Compression dictionaries
Table-level compression dictionaries
To build table-level dictionaries, entire rows in the table are scanned for repeated patterns. The database manager then builds a compression dictionary, assigning short, numeric keys to those repeated patterns. In general, text strings provide greater opportunities for compression than numeric data; compressing numeric data involves replacing one number with another. Depending on the size of the numbers that are being replaced, the storage savings might not be as significant as those achieved by compressing text.
When a table-level dictionary is first created, it is built using a sample of data in the table. The dictionary is static, which means that it is not updated again unless you explicitly cause the dictionary to be rebuilt by using a classic, offline table reorganization. Even if you rebuild the dictionary, the dictionary reflects only a sample of the data from the entire table.
The table-level compression dictionary is stored in hidden rows in the same object that they apply to and is cached in memory for quick access.

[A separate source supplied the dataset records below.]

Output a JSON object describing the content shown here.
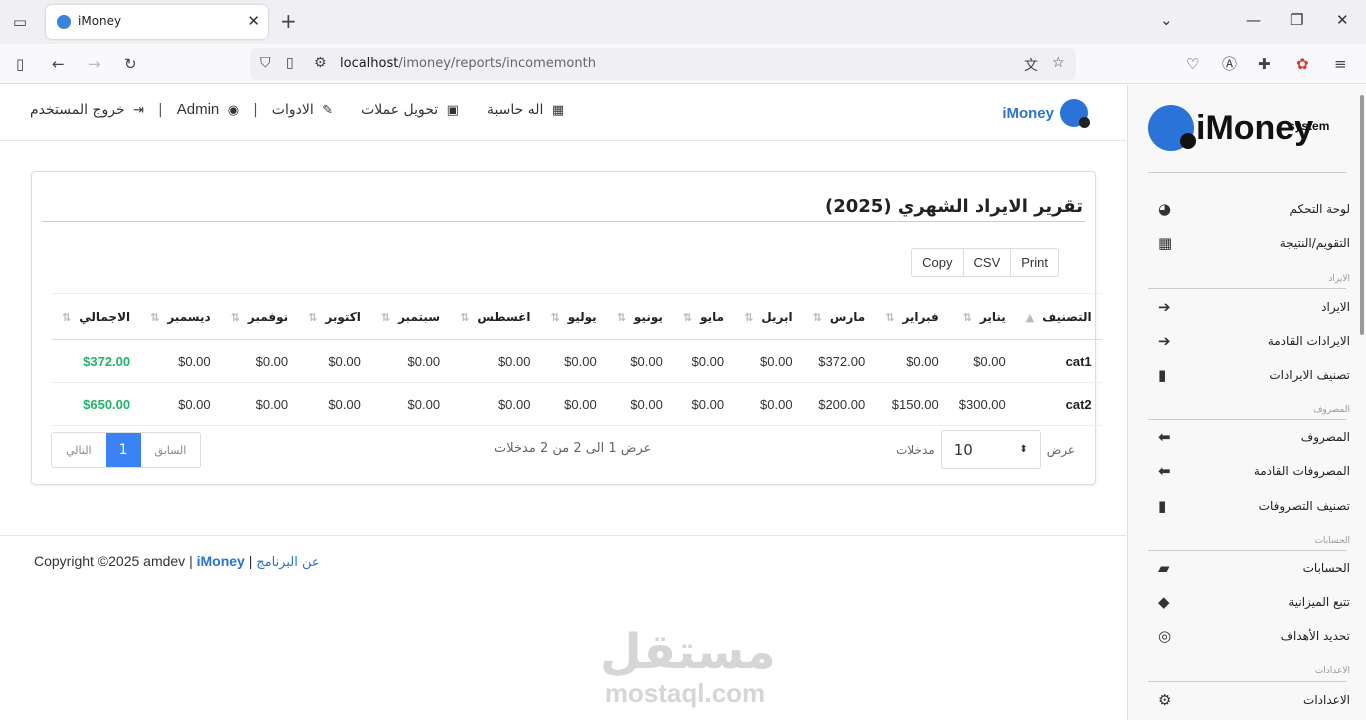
{
  "browser": {
    "tab_title": "iMoney",
    "url_host": "localhost",
    "url_path": "/imoney/reports/incomemonth"
  },
  "topbar": {
    "brand": "iMoney",
    "links": {
      "logout": "خروج المستخدم",
      "user": "Admin",
      "tools": "الادوات",
      "currency": "تحويل عملات",
      "calculator": "اله حاسبة"
    }
  },
  "report": {
    "title": "تقرير الايراد الشهري (2025)",
    "buttons": {
      "print": "Print",
      "csv": "CSV",
      "copy": "Copy"
    },
    "columns": [
      "التصنيف",
      "يناير",
      "فبراير",
      "مارس",
      "ابريل",
      "مايو",
      "يونيو",
      "يوليو",
      "اغسطس",
      "سبتمبر",
      "اكتوبر",
      "نوفمبر",
      "ديسمبر",
      "الاجمالي"
    ],
    "rows": [
      {
        "cells": [
          "cat1",
          "$0.00",
          "$0.00",
          "$372.00",
          "$0.00",
          "$0.00",
          "$0.00",
          "$0.00",
          "$0.00",
          "$0.00",
          "$0.00",
          "$0.00",
          "$0.00",
          "$372.00"
        ]
      },
      {
        "cells": [
          "cat2",
          "$300.00",
          "$150.00",
          "$200.00",
          "$0.00",
          "$0.00",
          "$0.00",
          "$0.00",
          "$0.00",
          "$0.00",
          "$0.00",
          "$0.00",
          "$0.00",
          "$650.00"
        ]
      }
    ],
    "length": {
      "show": "عرض",
      "value": "10",
      "entries": "مدخلات"
    },
    "info": "عرض 1 الى 2 من 2 مدخلات",
    "pager": {
      "prev": "السابق",
      "page": "1",
      "next": "التالي"
    }
  },
  "footer": {
    "copyright": "Copyright ©2025 amdev | ",
    "brand": "iMoney",
    "sep": " | ",
    "about": "عن البرنامج"
  },
  "watermark": {
    "arabic": "مستقل",
    "latin": "mostaql.com"
  },
  "sidebar": {
    "logo_text": "iMoney",
    "logo_sub": "system",
    "dashboard": "لوحة التحكم",
    "calendar": "التقويم/النتيجة",
    "income_group": "الايراد",
    "income": "الايراد",
    "upcoming_income": "الايرادات القادمة",
    "income_categories": "تصنيف الايرادات",
    "expense_group": "المصروف",
    "expense": "المصروف",
    "upcoming_expense": "المصروفات القادمة",
    "expense_categories": "تصنيف التصروفات",
    "accounts_group": "الحسابات",
    "accounts": "الحسابات",
    "budget": "تتبع الميزانية",
    "goals": "تحديد الأهداف",
    "settings_group": "الاعدادات",
    "settings": "الاعدادات"
  }
}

This dictionary does not occupy much space. Even for extremely large tables, the compression dictionary typically occupies only approximately 100 KB.

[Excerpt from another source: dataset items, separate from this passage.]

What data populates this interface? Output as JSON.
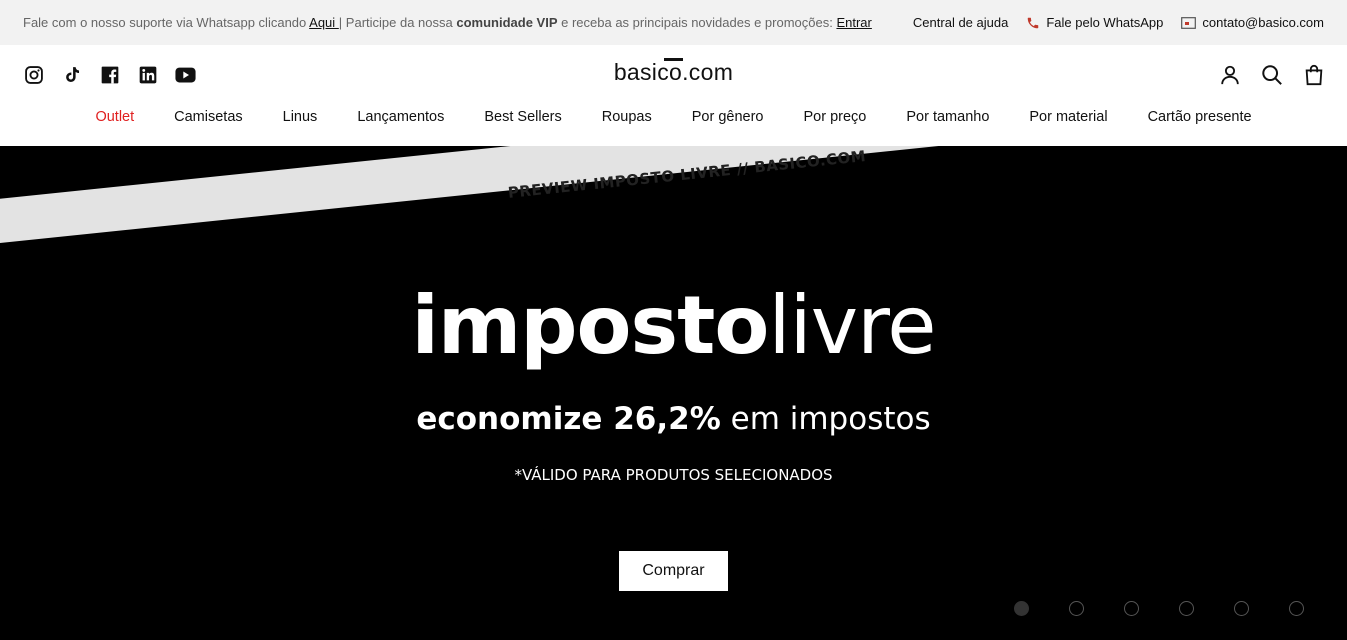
{
  "announcement": {
    "text_before": "Fale com o nosso suporte via Whatsapp clicando ",
    "link1": "Aqui ",
    "separator": "|",
    "text_mid": " Participe da nossa ",
    "bold": "comunidade VIP",
    "text_after": " e receba as principais novidades e promoções: ",
    "link2": "Entrar",
    "help": "Central de ajuda",
    "whatsapp": "Fale pelo WhatsApp",
    "email": "contato@basico.com"
  },
  "header": {
    "logo": "basico.com",
    "socials": [
      "instagram-icon",
      "tiktok-icon",
      "facebook-icon",
      "linkedin-icon",
      "youtube-icon"
    ],
    "icons": [
      "account-icon",
      "search-icon",
      "bag-icon"
    ]
  },
  "nav": {
    "items": [
      "Outlet",
      "Camisetas",
      "Linus",
      "Lançamentos",
      "Best Sellers",
      "Roupas",
      "Por gênero",
      "Por preço",
      "Por tamanho",
      "Por material",
      "Cartão presente"
    ],
    "outlet_color": "#e02020"
  },
  "hero": {
    "ribbon": "PREVIEW IMPOSTO LIVRE // BASICO.COM",
    "title_bold": "imposto",
    "title_light": "livre",
    "subtitle_bold": "economize 26,2%",
    "subtitle_light": " em impostos",
    "note": "*VÁLIDO PARA PRODUTOS SELECIONADOS",
    "button": "Comprar",
    "slides_count": 6,
    "active_slide": 1
  }
}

Page-level compression dictionaries
Adaptive compression uses page-level dictionaries in addition to table-level dictionaries. However, unlike table-level dictionaries, page-level dictionaries are automatically created or re-created as the database manager fills pages. Like table-level compression dictionaries, page-level dictionaries are stored in hidden rows within the table.
Column compression dictionaries
A column compression dictionary is used to compress data in a column of a column-organized table. When you load data into a column-organized table, the first phase is the analyze phase, which is unique to column-organized tables. The analyze phase occurs only if column compression dictionaries must be built, which happens during a LOAD REPLACE operation, a LOAD REPLACE RESETDICTIONARY operation, a LOAD REPLACE RESETDICTIONARYONLY operation, or a LOAD INSERT operation (if the column-organized table is empty). The load utility analyzes the input data to determine the best encoding schemes for building column compression dictionaries.
If column compression dictionaries exist when you add a column to a table, the column compression dictionary for the new column contains only the default value for the new column. That means that any nondefault values that you later add to that column remain uncompressed. If column compression dictionaries do not exist when you add a column to the table, dictionaries for the new column and pre-existing columns are created when automatic dictionary creation (ADC) is triggered for the table. Although added columns generally do not compress as well as pre-existing columns of the same table, new columns can still benefit from page-level compression.